A companion bill passed on Wednesday would make public workers at-will employees—whose jobs and terms of employment are entirely at the discretion of the employer—if a union contract expires without workers submitting to demands for wage and benefit cuts. The move aims to slash state employee costs by $50 million. Governor John Lynch, a Democrat, says he opposes the measure.
Earlier on Thursday during the debate, opponents of the budget gathered in the gallery, shouting “Shame on You!” as the House prepared for a vote. As the crowd became more and more vocal, Republican House Speaker William O’Brien had police temporarily clear the gallery.
O’Brien told reporters that he was unmoved by the sentiments of the protesters. “The voices that speak to me are the taxpayers who say (the spending) is too much,” he said. One Republican representative argued that parents could make due without child care by swapping child care duties with their neighbors, “like my parents did.”
State employees and residents who stand to suffer from the budget measures addressed the crowd outside the Capitol building. Dr. Jeff Fetter, a psychiatrist, said that the $68 million in proposed cuts to mental health services would ration health care for the mentally ill.
“If this budget passes,” he said, “4,000 adults and 3,400 children will be discharged from care whether their psychiatrists think they are ready or not. That’s about half the system’s clients. We are not talking about the ‘worried well,’ but people with severe mental illness like schizophrenia.”
Jesse Welch, a 16-year-old recovering drug addict, asked those assembled, “Are we going to give everyone the opportunity to live free, or are we going to sit back, pass a state budget like this and just let people suffer until they die?”
State employee Jim Nall works as a nurse at Glenncliff Home for the Elderly.

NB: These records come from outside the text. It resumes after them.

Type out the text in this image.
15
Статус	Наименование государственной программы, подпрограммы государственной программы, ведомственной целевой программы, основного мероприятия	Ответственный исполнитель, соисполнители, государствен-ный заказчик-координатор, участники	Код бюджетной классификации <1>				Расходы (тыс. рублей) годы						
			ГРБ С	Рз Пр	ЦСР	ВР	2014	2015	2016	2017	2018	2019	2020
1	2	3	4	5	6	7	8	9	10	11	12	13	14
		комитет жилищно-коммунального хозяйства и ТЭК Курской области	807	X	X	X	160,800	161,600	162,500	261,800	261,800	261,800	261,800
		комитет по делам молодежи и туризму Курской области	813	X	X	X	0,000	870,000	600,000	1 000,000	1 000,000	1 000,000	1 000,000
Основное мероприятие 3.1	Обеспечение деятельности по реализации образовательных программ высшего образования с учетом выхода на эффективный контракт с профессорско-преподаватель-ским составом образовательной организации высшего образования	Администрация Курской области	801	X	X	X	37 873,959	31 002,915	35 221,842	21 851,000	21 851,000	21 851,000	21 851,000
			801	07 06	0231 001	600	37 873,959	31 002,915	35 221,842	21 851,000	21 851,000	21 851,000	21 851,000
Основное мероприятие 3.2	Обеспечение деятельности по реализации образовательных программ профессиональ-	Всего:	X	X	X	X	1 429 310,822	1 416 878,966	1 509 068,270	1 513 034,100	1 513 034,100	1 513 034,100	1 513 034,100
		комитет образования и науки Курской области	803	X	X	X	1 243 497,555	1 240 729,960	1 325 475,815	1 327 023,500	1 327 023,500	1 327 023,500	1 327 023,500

He spoke against the measure that would make state workers at-will employees. “We must have jobs in our state,” he told the crowd. “They need to provide decent wages and benefits if we want to keep more people from accessing the same services that this budget is chopping now.”
Union organizers speaking from the platform urged protesters to put their faith in the Democratic governor and legislators to beat back the budget cuts and anti-worker provisions of the budget. In a bit of political theater, individual Democrats who had voted against the budget were brought out on the Capitol steps one by one to polite cheers from the crowd.

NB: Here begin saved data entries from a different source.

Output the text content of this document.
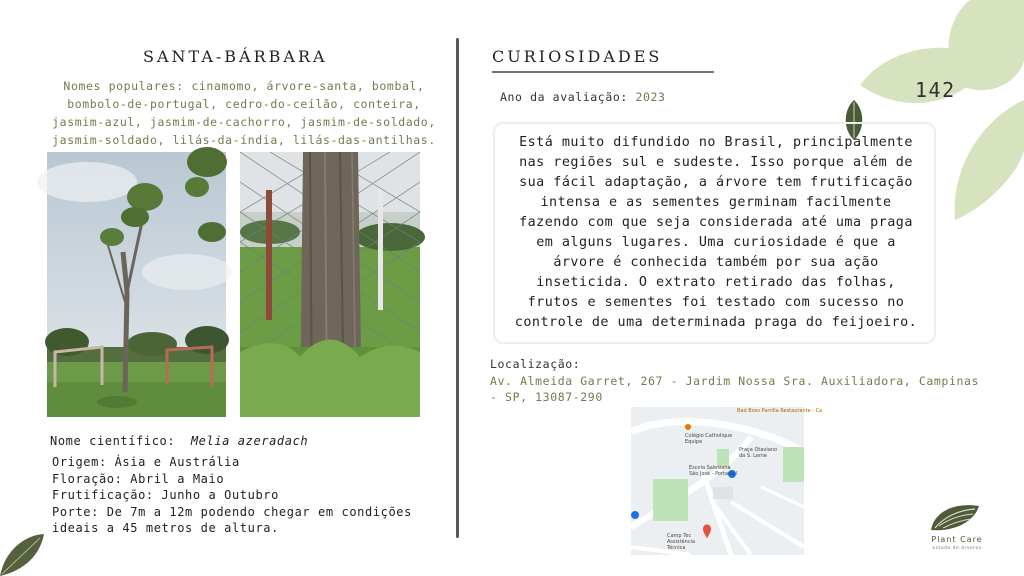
142
SANTA-BÁRBARA
Nomes populares: cinamomo, árvore-santa, bombal, bombolo-de-portugal, cedro-do-ceilão, conteira, jasmim-azul, jasmim-de-cachorro, jasmim-de-soldado, jasmim-soldado, lilás-da-índia, lilás-das-antilhas.
Nome científico: Melia azeradach
Origem: Ásia e Austrália
Floração: Abril a Maio
Frutificação: Junho a Outubro
Porte: De 7m a 12m podendo chegar em condições
ideais a 45 metros de altura.
CURIOSIDADES
Ano da avaliação: 2023
Está muito difundido no Brasil, principalmente nas regiões sul e sudeste. Isso porque além de sua fácil adaptação, a árvore tem frutificação intensa e as sementes germinam facilmente fazendo com que seja considerada até uma praga em alguns lugares. Uma curiosidade é que a árvore é conhecida também por sua ação inseticida. O extrato retirado das folhas, frutos e sementes foi testado com sucesso no controle de uma determinada praga do feijoeiro.
Localização:
Av. Almeida Garret, 267 - Jardim Nossa Sra. Auxiliadora, Campinas - SP, 13087-290
Bad Boss Parrilla Restaurante - Ca
Colégio Catholique Equipe
Praça Otaviano da S. Leme
Escola Salesiana São José - Portaria I
Camp Tec Assistência Técnica
Plant Care
estudo de árvores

In fact, Governor Lynch and Democratic state legislators have made it clear they stand for “fiscal responsibility,” only that the cuts need to be more reasonable. By contrast, the mood among the crowd—which represented some 139 organizations, including state workers’ unions and social advocacy groups—was dominated by a mood of defiance.
Liz and Crystal are not state workers themselves, but had come to the rally to support friends and family who stand to be affected by the budget cuts. “I think the entire budget is disgusting,” Liz said.
Bonnie Dodge is a student in human services at New Hampshire Technical Institute (NHTI). She told the WSWS, “I didn’t get into this field for the money. I want to be a social worker, but under this budget the cost of education will just go higher and higher. How can anyone afford it?
“According to people I’ve spoken to, teachers and staff at NHTI will take benefit cuts, pay cuts. Part of the bill would eliminate the union, even after workers offered to take pay cuts.”
Later in the afternoon, another round of protesters made their way to the capital, as hundreds of teachers traveled to Concord after schools were dismissed for the day. Parents and students joined teachers in a spirited demonstration, marching across Main Street to the beat of a brass band, carrying mostly homemade signs.
In addition to the measure that would make state workers at-will employees, protesters were particularly angered by a retrograde measure that would lower the age at which students can legally drop out of school to 16 years—while at the same time cutting programs to help young people find jobs.
Dan Magarian has been a teacher in Concord for 25 years. “Being a teacher used to be the only way to even get close to being middle class. Education, teaching is everything that holds our society together, and it’s falling apart.”
Dan’s friend, Hal Posselt, is a former high school guidance counselor who now works as an ESL (English as a second language) teacher with elementary students. “Students are being marginalized,” he said. “They can barely keep up, but now with these cuts it’s becoming impossible.”
Dan added, “Now they want to bring corporal punishment back to the classroom. They are basically slowly trying to do away with public education.”
Commenting on the Obama administration’s Race to the Top program, Hal said, “It’s basically a losing race. Everything is at risk.”
“Children are not machines,” said Dan. “This system is letting us down. They want to let kids drop out at 16, and they are cutting vocational training as well.”
Speaking from the platform, representatives from NEA New Hampshire provided no perspective to fight the onslaught on teachers’ and other workers’ rights, jobs and benefits. They lamented the Democrats’ losses in the 2010 Congressional mid-term elections and urged workers to support the Democrats in 2012.